Nestle, which announced its annual results for the financial year ending December 31, 2011 on Wednesday, is already the largest food company in Pakistan by almost any measure. It has the dominant market share in several of the product lines in which it competes. And yet the company’s management still feel that there is plenty of room for growth.
Managing Director Ian Donald – a South African national who has been with the global parent company for 40 years – believes the key for Nestle to grow in Pakistan is primarily by growing the packaged foods market.
“Take the example of yoghurt. We are 80% of the market when it comes to packaged yoghurt. But that packaged segment is only 2% of the total market,” he said in an interview with The Express Tribune. “So it doesn’t really matter what our market share is. We need to grow the whole packaged segment.”
A key constraint to growing that segment, however, seems to be the limited purchasing power of the ordinary Pakistani consumer. “Our single biggest challenge is how to get the right quality product to the consumer at a price that they can afford,” said Donald.
Over the past year, inflation has not helped matters. While Nestle’s global food portfolio is highly diversified, in Pakistan it focuses heavily on milk and dairy products. As milk prices continue to rise by more than 20% a year, the company has not been able to pass on the entirety of that effect to its customers. This is at least partially reflected in its gross profit margins, which shrank by 1.2% to 25.8% in 2011. Energy costs have continued to go up as well. Nonetheless, the company was able to grow the volume of products sold by a healthy 12%.
Nestle’s management say that they have been able to retain relative stability in profit margins by cutting costs and finding efficiencies wherever possible.
“We have a lean mindset,” said Giuseppe Bonanno, the company’s head of finance and control in Pakistan. The company’s operating costs are certainly lower than most of its competitors. For instance, Nestle’s logistics costs are about 12% of revenues, compared to between 18% and 19% for both Unilever Pakistan and Engro Foods, two of its biggest competitors. Part of the advantage is economies of scale: Nestle about as big as both of its rivals combined. But part of it, said Donald, is that the company invests heavily in its infrastructure.

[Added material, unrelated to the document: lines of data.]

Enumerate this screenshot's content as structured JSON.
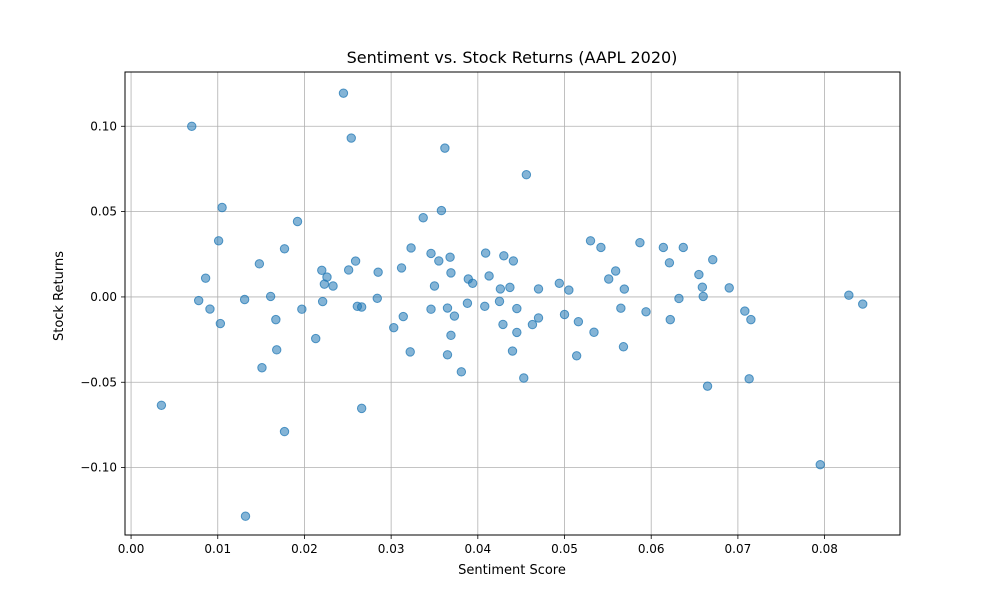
{
  "chart_data": {
    "type": "scatter",
    "title": "Sentiment vs. Stock Returns (AAPL 2020)",
    "xlabel": "Sentiment Score",
    "ylabel": "Stock Returns",
    "xlim": [
      -0.0007,
      0.0887
    ],
    "ylim": [
      -0.1395,
      0.1318
    ],
    "xticks": [
      0.0,
      0.01,
      0.02,
      0.03,
      0.04,
      0.05,
      0.06,
      0.07,
      0.08
    ],
    "xtick_labels": [
      "0.00",
      "0.01",
      "0.02",
      "0.03",
      "0.04",
      "0.05",
      "0.06",
      "0.07",
      "0.08"
    ],
    "yticks": [
      -0.1,
      -0.05,
      0.0,
      0.05,
      0.1
    ],
    "ytick_labels": [
      "−0.10",
      "−0.05",
      "0.00",
      "0.05",
      "0.10"
    ],
    "grid": true,
    "point_color": "#1f77b4",
    "point_alpha": 0.55,
    "points": [
      {
        "x": 0.0035,
        "y": -0.0635
      },
      {
        "x": 0.007,
        "y": 0.1
      },
      {
        "x": 0.0078,
        "y": -0.0021
      },
      {
        "x": 0.0086,
        "y": 0.011
      },
      {
        "x": 0.0091,
        "y": -0.0071
      },
      {
        "x": 0.0101,
        "y": 0.0329
      },
      {
        "x": 0.0103,
        "y": -0.0156
      },
      {
        "x": 0.0105,
        "y": 0.0524
      },
      {
        "x": 0.0131,
        "y": -0.0015
      },
      {
        "x": 0.0132,
        "y": -0.1285
      },
      {
        "x": 0.0148,
        "y": 0.0194
      },
      {
        "x": 0.0151,
        "y": -0.0415
      },
      {
        "x": 0.0161,
        "y": 0.0003
      },
      {
        "x": 0.0167,
        "y": -0.0133
      },
      {
        "x": 0.0168,
        "y": -0.031
      },
      {
        "x": 0.0177,
        "y": 0.0282
      },
      {
        "x": 0.0177,
        "y": -0.0789
      },
      {
        "x": 0.0192,
        "y": 0.0442
      },
      {
        "x": 0.0197,
        "y": -0.0072
      },
      {
        "x": 0.0213,
        "y": -0.0244
      },
      {
        "x": 0.022,
        "y": 0.0156
      },
      {
        "x": 0.0221,
        "y": -0.0027
      },
      {
        "x": 0.0223,
        "y": 0.0075
      },
      {
        "x": 0.0226,
        "y": 0.0116
      },
      {
        "x": 0.0233,
        "y": 0.0064
      },
      {
        "x": 0.0245,
        "y": 0.1194
      },
      {
        "x": 0.0251,
        "y": 0.0158
      },
      {
        "x": 0.0254,
        "y": 0.0931
      },
      {
        "x": 0.0259,
        "y": 0.021
      },
      {
        "x": 0.0261,
        "y": -0.0055
      },
      {
        "x": 0.0266,
        "y": -0.0059
      },
      {
        "x": 0.0266,
        "y": -0.0653
      },
      {
        "x": 0.0284,
        "y": -0.0008
      },
      {
        "x": 0.0285,
        "y": 0.0145
      },
      {
        "x": 0.0303,
        "y": -0.018
      },
      {
        "x": 0.0312,
        "y": 0.017
      },
      {
        "x": 0.0314,
        "y": -0.0115
      },
      {
        "x": 0.0322,
        "y": -0.0322
      },
      {
        "x": 0.0323,
        "y": 0.0287
      },
      {
        "x": 0.0337,
        "y": 0.0464
      },
      {
        "x": 0.0346,
        "y": 0.0255
      },
      {
        "x": 0.0346,
        "y": -0.0072
      },
      {
        "x": 0.035,
        "y": 0.0064
      },
      {
        "x": 0.0355,
        "y": 0.0211
      },
      {
        "x": 0.0358,
        "y": 0.0506
      },
      {
        "x": 0.0362,
        "y": 0.0872
      },
      {
        "x": 0.0365,
        "y": -0.0065
      },
      {
        "x": 0.0365,
        "y": -0.0339
      },
      {
        "x": 0.0368,
        "y": 0.0233
      },
      {
        "x": 0.0369,
        "y": 0.0141
      },
      {
        "x": 0.0369,
        "y": -0.0225
      },
      {
        "x": 0.0373,
        "y": -0.0112
      },
      {
        "x": 0.0381,
        "y": -0.0439
      },
      {
        "x": 0.0388,
        "y": -0.0037
      },
      {
        "x": 0.0389,
        "y": 0.0105
      },
      {
        "x": 0.0394,
        "y": 0.008
      },
      {
        "x": 0.0408,
        "y": -0.0055
      },
      {
        "x": 0.0409,
        "y": 0.0257
      },
      {
        "x": 0.0413,
        "y": 0.0123
      },
      {
        "x": 0.0425,
        "y": -0.0026
      },
      {
        "x": 0.0426,
        "y": 0.0047
      },
      {
        "x": 0.0429,
        "y": -0.0161
      },
      {
        "x": 0.043,
        "y": 0.0241
      },
      {
        "x": 0.0437,
        "y": 0.0056
      },
      {
        "x": 0.044,
        "y": -0.0317
      },
      {
        "x": 0.0441,
        "y": 0.0211
      },
      {
        "x": 0.0445,
        "y": -0.0068
      },
      {
        "x": 0.0445,
        "y": -0.0208
      },
      {
        "x": 0.0453,
        "y": -0.0475
      },
      {
        "x": 0.0456,
        "y": 0.0716
      },
      {
        "x": 0.0463,
        "y": -0.0162
      },
      {
        "x": 0.047,
        "y": 0.0047
      },
      {
        "x": 0.047,
        "y": -0.0123
      },
      {
        "x": 0.0494,
        "y": 0.008
      },
      {
        "x": 0.05,
        "y": -0.0103
      },
      {
        "x": 0.0505,
        "y": 0.004
      },
      {
        "x": 0.0514,
        "y": -0.0345
      },
      {
        "x": 0.0516,
        "y": -0.0145
      },
      {
        "x": 0.053,
        "y": 0.0329
      },
      {
        "x": 0.0534,
        "y": -0.0207
      },
      {
        "x": 0.0542,
        "y": 0.029
      },
      {
        "x": 0.0551,
        "y": 0.0105
      },
      {
        "x": 0.0559,
        "y": 0.0152
      },
      {
        "x": 0.0565,
        "y": -0.0066
      },
      {
        "x": 0.0568,
        "y": -0.0292
      },
      {
        "x": 0.0569,
        "y": 0.0046
      },
      {
        "x": 0.0587,
        "y": 0.0318
      },
      {
        "x": 0.0594,
        "y": -0.0087
      },
      {
        "x": 0.0614,
        "y": 0.029
      },
      {
        "x": 0.0621,
        "y": 0.02
      },
      {
        "x": 0.0622,
        "y": -0.0133
      },
      {
        "x": 0.0632,
        "y": -0.0009
      },
      {
        "x": 0.0637,
        "y": 0.029
      },
      {
        "x": 0.0655,
        "y": 0.0131
      },
      {
        "x": 0.0659,
        "y": 0.0057
      },
      {
        "x": 0.066,
        "y": 0.0003
      },
      {
        "x": 0.0665,
        "y": -0.0523
      },
      {
        "x": 0.0671,
        "y": 0.0218
      },
      {
        "x": 0.069,
        "y": 0.0053
      },
      {
        "x": 0.0708,
        "y": -0.0083
      },
      {
        "x": 0.0713,
        "y": -0.048
      },
      {
        "x": 0.0715,
        "y": -0.0133
      },
      {
        "x": 0.0795,
        "y": -0.0983
      },
      {
        "x": 0.0828,
        "y": 0.001
      },
      {
        "x": 0.0844,
        "y": -0.0042
      }
    ]
  }
}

In 2011, the company invested about Rs8.9 billion in building up its capacity.
Nestle already has a gigantic infrastructure in Pakistan. The company collects milk from over 190,000 farmers spread out over an area of about 145,000 square kilometers.

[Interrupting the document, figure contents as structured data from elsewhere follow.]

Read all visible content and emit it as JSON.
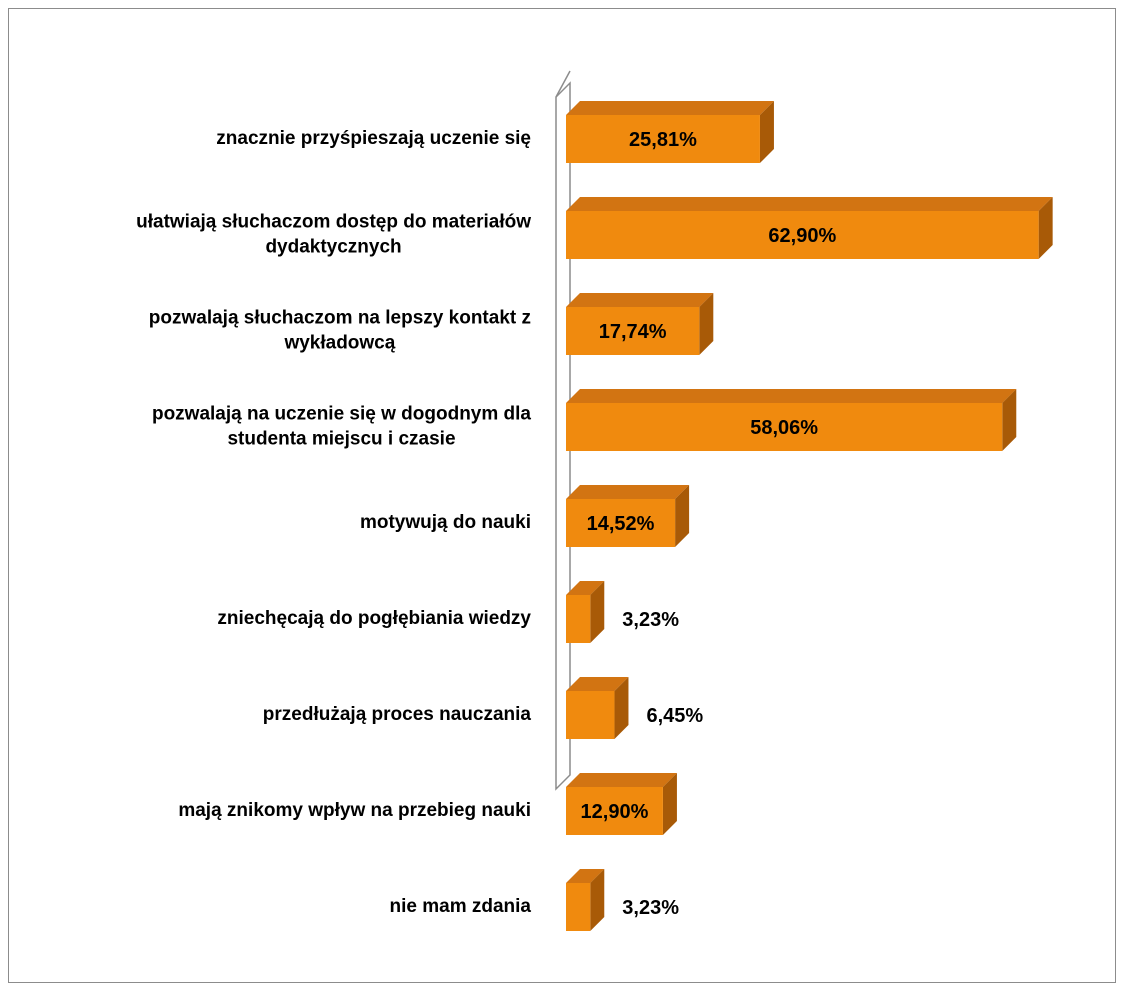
{
  "chart_data": {
    "type": "bar",
    "orientation": "horizontal",
    "style": "3d",
    "title": "",
    "xlabel": "",
    "ylabel": "",
    "xlim": [
      0,
      70
    ],
    "grid": false,
    "legend": "none",
    "bar_color": "#F08A0E",
    "bar_side_color": "#A85A07",
    "bar_top_color": "#D27412",
    "categories": [
      [
        "znacznie przyśpieszają uczenie się"
      ],
      [
        "ułatwiają  słuchaczom  dostęp do materiałów",
        "dydaktycznych"
      ],
      [
        "pozwalają słuchaczom na lepszy kontakt z",
        "wykładowcą"
      ],
      [
        "pozwalają na uczenie się w dogodnym dla",
        "studenta miejscu i czasie"
      ],
      [
        "motywują do nauki"
      ],
      [
        "zniechęcają do pogłębiania wiedzy"
      ],
      [
        "przedłużają proces nauczania"
      ],
      [
        "mają znikomy wpływ na przebieg nauki"
      ],
      [
        "nie mam zdania"
      ]
    ],
    "values": [
      25.81,
      62.9,
      17.74,
      58.06,
      14.52,
      3.23,
      6.45,
      12.9,
      3.23
    ],
    "value_labels": [
      "25,81%",
      "62,90%",
      "17,74%",
      "58,06%",
      "14,52%",
      "3,23%",
      "6,45%",
      "12,90%",
      "3,23%"
    ]
  }
}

Another part of its growth strategy seems to be augmenting and developing its existing brands rather than adding newer brands to its line-up in Pakistan. “We cannot afford to invest in too many brands because we cannot grow all of them,” said Donald.

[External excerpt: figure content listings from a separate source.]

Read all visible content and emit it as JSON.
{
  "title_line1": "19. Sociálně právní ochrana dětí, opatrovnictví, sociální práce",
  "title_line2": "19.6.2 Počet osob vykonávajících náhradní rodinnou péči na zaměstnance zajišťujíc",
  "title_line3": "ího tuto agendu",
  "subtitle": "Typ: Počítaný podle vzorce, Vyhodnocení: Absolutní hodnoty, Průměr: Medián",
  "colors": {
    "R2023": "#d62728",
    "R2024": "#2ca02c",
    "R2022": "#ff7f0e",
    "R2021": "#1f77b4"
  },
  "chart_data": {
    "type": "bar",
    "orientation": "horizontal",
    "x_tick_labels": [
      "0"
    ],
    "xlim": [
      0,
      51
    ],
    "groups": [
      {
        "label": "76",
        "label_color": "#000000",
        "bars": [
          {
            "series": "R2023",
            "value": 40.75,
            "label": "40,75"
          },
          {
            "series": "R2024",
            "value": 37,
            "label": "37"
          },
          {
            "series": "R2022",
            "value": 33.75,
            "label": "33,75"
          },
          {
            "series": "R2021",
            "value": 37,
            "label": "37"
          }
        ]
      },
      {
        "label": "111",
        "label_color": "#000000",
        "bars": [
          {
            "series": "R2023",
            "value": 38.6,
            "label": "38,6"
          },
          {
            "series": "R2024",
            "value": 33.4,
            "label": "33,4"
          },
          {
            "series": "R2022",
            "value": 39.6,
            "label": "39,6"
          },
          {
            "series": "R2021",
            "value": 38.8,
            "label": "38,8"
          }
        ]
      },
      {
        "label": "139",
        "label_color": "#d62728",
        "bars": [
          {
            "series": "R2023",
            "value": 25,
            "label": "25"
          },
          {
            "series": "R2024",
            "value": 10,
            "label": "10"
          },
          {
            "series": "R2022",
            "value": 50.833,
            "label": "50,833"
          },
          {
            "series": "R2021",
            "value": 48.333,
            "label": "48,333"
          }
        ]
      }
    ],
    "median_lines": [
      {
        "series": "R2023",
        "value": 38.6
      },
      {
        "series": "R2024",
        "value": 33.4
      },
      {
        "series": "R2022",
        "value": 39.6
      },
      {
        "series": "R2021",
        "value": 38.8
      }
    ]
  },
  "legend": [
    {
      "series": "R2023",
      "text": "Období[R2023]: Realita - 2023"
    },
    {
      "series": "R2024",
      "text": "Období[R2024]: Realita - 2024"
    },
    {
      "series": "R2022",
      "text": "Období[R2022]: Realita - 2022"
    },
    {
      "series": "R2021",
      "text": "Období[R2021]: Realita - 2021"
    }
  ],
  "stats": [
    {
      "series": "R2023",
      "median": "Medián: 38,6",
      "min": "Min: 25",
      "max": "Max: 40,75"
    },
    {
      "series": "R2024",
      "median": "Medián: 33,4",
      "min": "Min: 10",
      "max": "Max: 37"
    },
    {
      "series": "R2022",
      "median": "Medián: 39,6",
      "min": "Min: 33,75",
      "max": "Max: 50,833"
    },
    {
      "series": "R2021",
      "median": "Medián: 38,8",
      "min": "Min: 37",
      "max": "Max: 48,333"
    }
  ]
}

However, the company has introduced brands such as Nido Bunyad, which is a powdered milk product targeted to the rural consumer at a price that is competitive with non-packaged milk.
The rural economy seems to be a key market for Nestle. “It seems to us that the rural economy is growing faster than the urban economy. However, we are also consciously driving growth in the rural markets,” said Donald.
The company identifies its fastest growing markets as Peshawar, Multan and areas that it describes as “peri-urban”, areas that lie on the outskirts of most large cities and form a part of its metropolitan area.
Nestle’s growth in Pakistan has been a mixture of both organic as well as through acquisitions. When asked about whether Nestle might pursue acquisitions in the future, Donald replied: “We are always open to considering opportunities.”
As part of its plan over the next three years, the company will spend about 320 million Swiss Francs in growing its presence in Pakistan.
Published in The Express Tribune, February 9th, 2012.